7. A method of producing the binding protein of any one of claims 1 to 3, comprising the steps of:

culturing the host cell of claim 6 under suitable culture conditions and recovering the produced binding protein from the culture medium or from the cultured host cell.

8. Use of a binding protein according to any one of claims 1 to 3 in the manufacture of a product for the diagnosis of a disease associated with a change in PCT levels.

Preferably, the disease associated with a change in PCT levels is an infectious disease, sepsis, multiple organ failure syndrome (MODS);

preferably, the infectious disease comprises a bacterial infection, a fungal infection or a parasitic infection.
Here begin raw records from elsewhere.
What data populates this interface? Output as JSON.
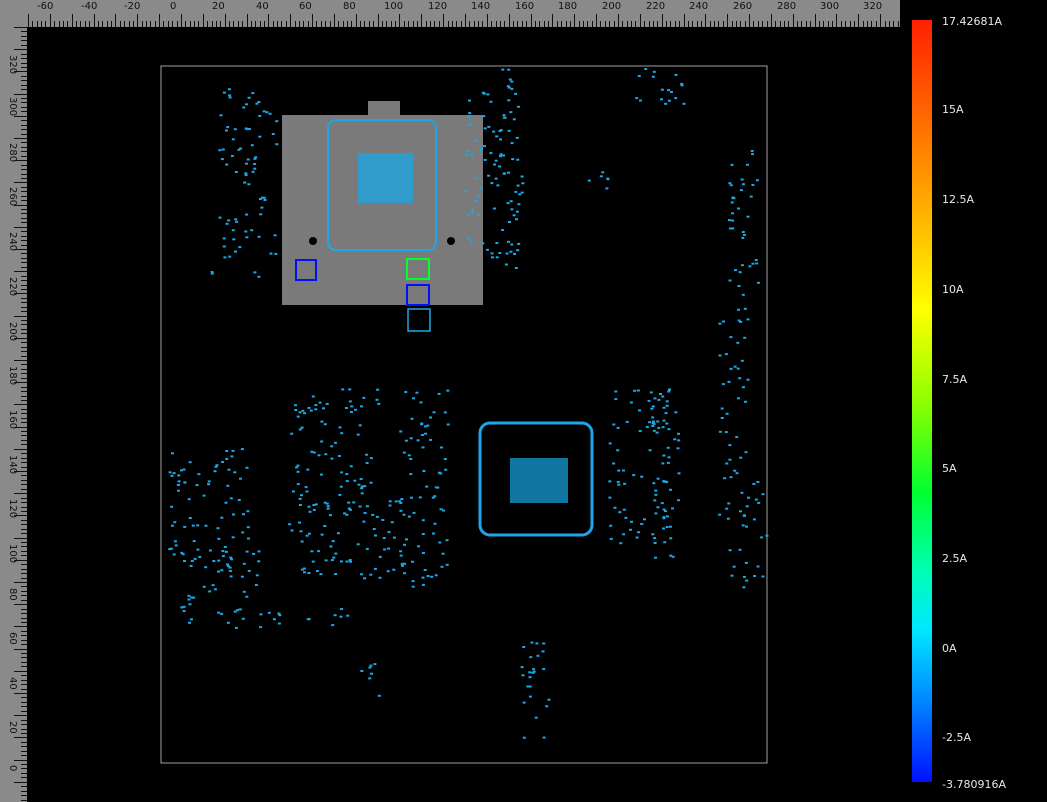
{
  "ruler": {
    "top_labels": [
      "-60",
      "-40",
      "-20",
      "0",
      "20",
      "40",
      "60",
      "80",
      "100",
      "120",
      "140",
      "160",
      "180",
      "200",
      "220",
      "240",
      "260",
      "280",
      "300",
      "320"
    ],
    "left_labels": [
      "320",
      "300",
      "280",
      "260",
      "240",
      "220",
      "200",
      "180",
      "160",
      "140",
      "120",
      "100",
      "80",
      "60",
      "40",
      "20",
      "0"
    ]
  },
  "colorbar": {
    "labels": [
      "17.42681A",
      "15A",
      "12.5A",
      "10A",
      "7.5A",
      "5A",
      "2.5A",
      "0A",
      "-2.5A",
      "-3.780916A"
    ],
    "max_value": 17.42681,
    "min_value": -3.780916,
    "colors": {
      "high": "#ff2000",
      "mid": "#00ff30",
      "zero": "#00e8ff",
      "low": "#0010ff"
    }
  },
  "board": {
    "outline_color": "#a0a0a0",
    "pad_color": "#1aa8e8",
    "socket_color": "#7a7a7a"
  }
}
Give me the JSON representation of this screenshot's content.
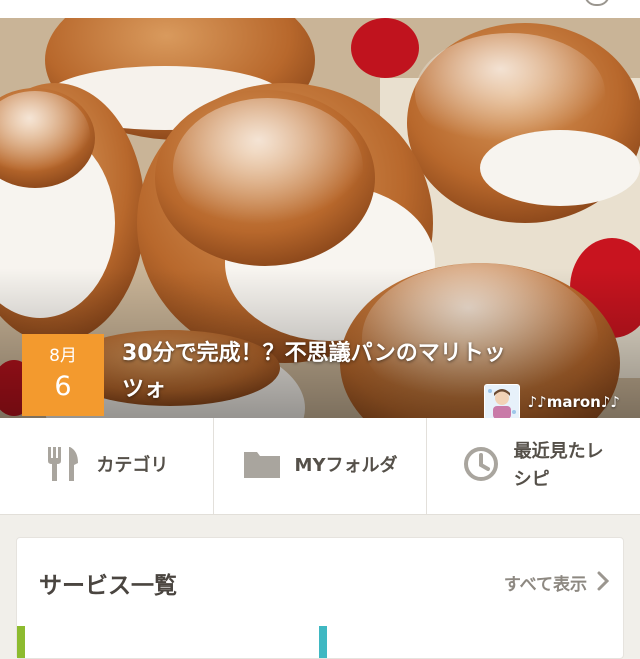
{
  "recipe": {
    "date_month": "8月",
    "date_day": "6",
    "title": "30分で完成！？不思議パンのマリトッツォ",
    "author_name": "♪♪maron♪♪"
  },
  "nav": {
    "items": [
      {
        "label": "カテゴリ",
        "icon": "fork-knife-icon"
      },
      {
        "label": "MYフォルダ",
        "icon": "folder-icon"
      },
      {
        "label": "最近見たレシピ",
        "icon": "clock-icon"
      }
    ]
  },
  "services": {
    "title": "サービス一覧",
    "view_all_label": "すべて表示"
  },
  "colors": {
    "accent_orange": "#f39a2e",
    "tile_green": "#8dbb2f",
    "tile_teal": "#3fb8c2",
    "text_dark": "#555049",
    "background": "#f1efea"
  }
}
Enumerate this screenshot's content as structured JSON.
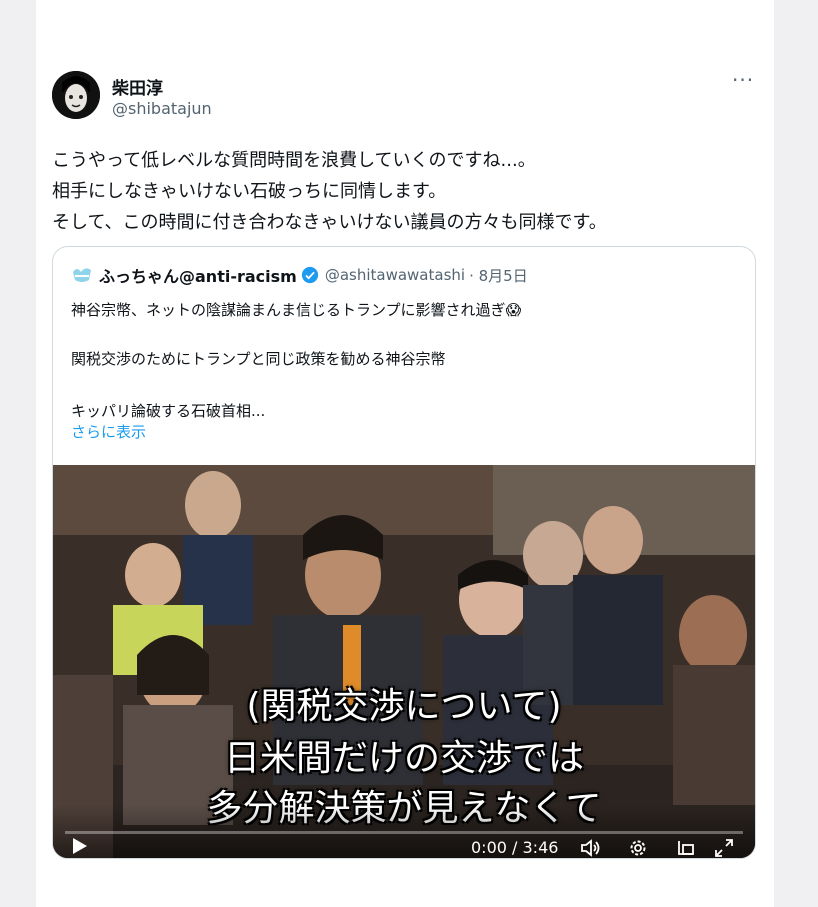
{
  "post": {
    "author_name": "柴田淳",
    "author_handle": "@shibatajun",
    "more_label": "···",
    "lines": [
      "こうやって低レベルな質問時間を浪費していくのですね...。",
      "相手にしなきゃいけない石破っちに同情します。",
      "そして、この時間に付き合わなきゃいけない議員の方々も同様です。"
    ]
  },
  "quote": {
    "author_name": "ふっちゃん@anti-racism",
    "author_handle": "@ashitawawatashi",
    "date": "· 8月5日",
    "line1": "神谷宗幣、ネットの陰謀論まんま信じるトランプに影響され過ぎ😱",
    "line2": "関税交渉のためにトランプと同じ政策を勧める神谷宗幣",
    "line3": "キッパリ論破する石破首相...",
    "show_more": "さらに表示"
  },
  "video": {
    "subtitles": [
      "(関税交渉について)",
      "日米間だけの交渉では",
      "多分解決策が見えなくて"
    ],
    "time": "0:00 / 3:46",
    "progress": 0
  },
  "icons": {
    "more": "more-horizontal-icon",
    "verified": "verified-badge-icon",
    "play": "play-icon",
    "volume": "volume-icon",
    "settings": "gear-icon",
    "airplay": "cast-icon",
    "fullscreen": "fullscreen-icon"
  },
  "colors": {
    "link": "#1d9bf0",
    "muted": "#536471",
    "verified": "#1d9bf0"
  }
}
9. A method of detecting PCT in a test sample, comprising:

a) contacting a PCT antigen in the test sample with the binding protein of claim 3 under conditions sufficient for an antibody/antigen binding reaction to occur to form an immune complex;

b) detecting the presence of the immune complex;

preferably, in step a), a second antibody is further included in the immune complex, the second antibody binding to the binding protein;

preferably, in step a), a second antibody is further included in the immune complex, said second antibody binding to the PCT antigen.

10. A reagent or kit comprising a binding protein according to any one of claims 1 to 3;

preferably, the reagent or kit further comprises one or more of a buffer, a stabilizer, a diluent or a carrier.